In closing - what's our application here? First, FOLLOW Jesus. Check out His claims, read the gospels, come face to face with the man the disciples came to know. You may at first have objections like Nathanael; but Philip didn't try to out-debate his scholar friend but simply said, "Come and see." Once you meet the Risen One, objections tend to gradually resolve themselves as you grasp how special and powerful He is.

Second, FIND A FRIEND. Andrew and Philip didn't go knocking door-to-door (not that there's anything wrong with that)...When you get really great news, who do you naturally want to share it with? Your friends and family! Cross those relational bridges - they're the people you've built a level of trust with over time.

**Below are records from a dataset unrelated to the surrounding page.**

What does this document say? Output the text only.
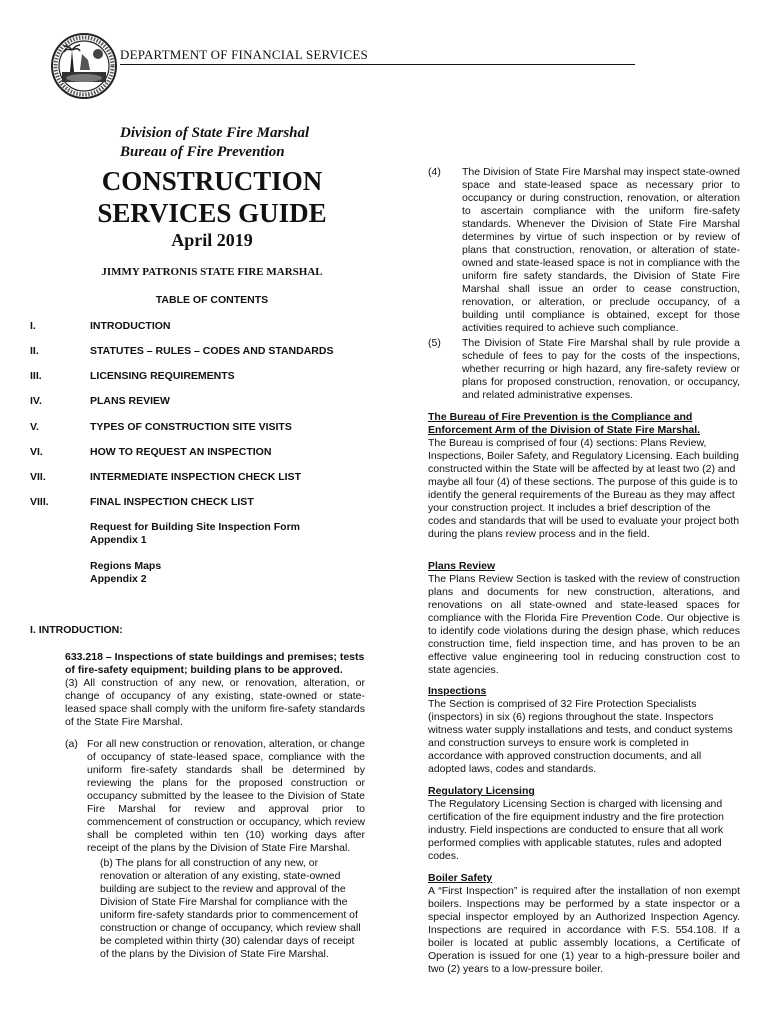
DEPARTMENT OF FINANCIAL SERVICES
Division of State Fire Marshal
Bureau of Fire Prevention
CONSTRUCTION
SERVICES GUIDE
April 2019
JIMMY PATRONIS STATE FIRE MARSHAL
TABLE OF CONTENTS
I.	INTRODUCTION
II.	STATUTES – RULES – CODES AND STANDARDS
III.	LICENSING REQUIREMENTS
IV.	PLANS REVIEW
V.	TYPES OF CONSTRUCTION SITE VISITS
VI.	HOW TO REQUEST AN INSPECTION
VII.	INTERMEDIATE INSPECTION CHECK LIST
VIII.	FINAL INSPECTION CHECK LIST
Request for Building Site Inspection Form
Appendix 1
Regions Maps
Appendix 2
I. INTRODUCTION:
633.218 – Inspections of state buildings and premises; tests of fire-safety equipment; building plans to be approved.
(3) All construction of any new, or renovation, alteration, or change of occupancy of any existing, state-owned or state-leased space shall comply with the uniform fire-safety standards of the State Fire Marshal.
(a) For all new construction or renovation, alteration, or change of occupancy of state-leased space, compliance with the uniform fire-safety standards shall be determined by reviewing the plans for the proposed construction or occupancy submitted by the leasee to the Division of State Fire Marshal for review and approval prior to commencement of construction or occupancy, which review shall be completed within ten (10) working days after receipt of the plans by the Division of State Fire Marshal.
(b) The plans for all construction of any new, or renovation or alteration of any existing, state-owned building are subject to the review and approval of the Division of State Fire Marshal for compliance with the uniform fire-safety standards prior to commencement of construction or change of occupancy, which review shall be completed within thirty (30) calendar days of receipt of the plans by the Division of State Fire Marshal.
(4)	The Division of State Fire Marshal may inspect state-owned space and state-leased space as necessary prior to occupancy or during construction, renovation, or alteration to ascertain compliance with the uniform fire-safety standards. Whenever the Division of State Fire Marshal determines by virtue of such inspection or by review of plans that construction, renovation, or alteration of state-owned and state-leased space is not in compliance with the uniform fire safety standards, the Division of State Fire Marshal shall issue an order to cease construction, renovation, or alteration, or preclude occupancy, of a building until compliance is obtained, except for those activities required to achieve such compliance.
(5)	The Division of State Fire Marshal shall by rule provide a schedule of fees to pay for the costs of the inspections, whether recurring or high hazard, any fire-safety review or plans for proposed construction, renovation, or occupancy, and related administrative expenses.
The Bureau of Fire Prevention is the Compliance and Enforcement Arm of the Division of State Fire Marshal.
The Bureau is comprised of four (4) sections: Plans Review, Inspections, Boiler Safety, and Regulatory Licensing. Each building constructed within the State will be affected by at least two (2) and maybe all four (4) of these sections. The purpose of this guide is to identify the general requirements of the Bureau as they may affect your construction project. It includes a brief description of the codes and standards that will be used to evaluate your project both during the plans review process and in the field.
Plans Review
The Plans Review Section is tasked with the review of construction plans and documents for new construction, alterations, and renovations on all state-owned and state-leased spaces for compliance with the Florida Fire Prevention Code. Our objective is to identify code violations during the design phase, which reduces construction time, field inspection time, and has proven to be an effective value engineering tool in reducing construction cost to state agencies.
Inspections
The Section is comprised of 32 Fire Protection Specialists (inspectors) in six (6) regions throughout the state. Inspectors witness water supply installations and tests, and conduct systems and construction surveys to ensure work is completed in accordance with approved construction documents, and all adopted laws, codes and standards.
Regulatory Licensing
The Regulatory Licensing Section is charged with licensing and certification of the fire equipment industry and the fire protection industry. Field inspections are conducted to ensure that all work performed complies with applicable statutes, rules and adopted codes.
Boiler Safety
A “First Inspection” is required after the installation of non exempt boilers. Inspections may be performed by a state inspector or a special inspector employed by an Authorized Inspection Agency. Inspections are required in accordance with F.S. 554.108. If a boiler is located at public assembly locations, a Certificate of Operation is issued for one (1) year to a high-pressure boiler and two (2) years to a low-pressure boiler.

You don't need a degree in apologetics, or be able to convincingly answer every doubt and objection they might raise. "The first thing Andrew did was to find his brother Simon and tell him, 'We have found the Messiah'...and he brought him to Jesus." Philip found Nathanael, told him, and when Nathanael expressed a doubt said simply, "Come and see."

Follow; bring a friend; and FIND A FIG TREE. Carve out time from your busy day like Nathanael did; draw apart for TAWG-time, "Time Alone With God". Whatever Nate was doing there - studying, meditating on Scripture, praying - Jesus saw him and heard him. Protect your one-on-one time for spiritual pursuit and hearing God's voice, lest it get drowned out by the noise of the sea of social media, phone calls, emails, commercials - the myriad of ways the Enemy has of interrupting and distracting you from Him who has fashioned you for communion with Himself.

As Emily wrote in her post: "If I have a thousand blog posts or Twitter followers but have not love, I am nothing.If I write encouraging statuses and give to online charities but have not love, I am but a gong or a clanging cymbal." Cultivate your love for God in secret, then share His love with a friend in society. Keep contact with Jesus, the one true "stairway to heaven". Let's pray.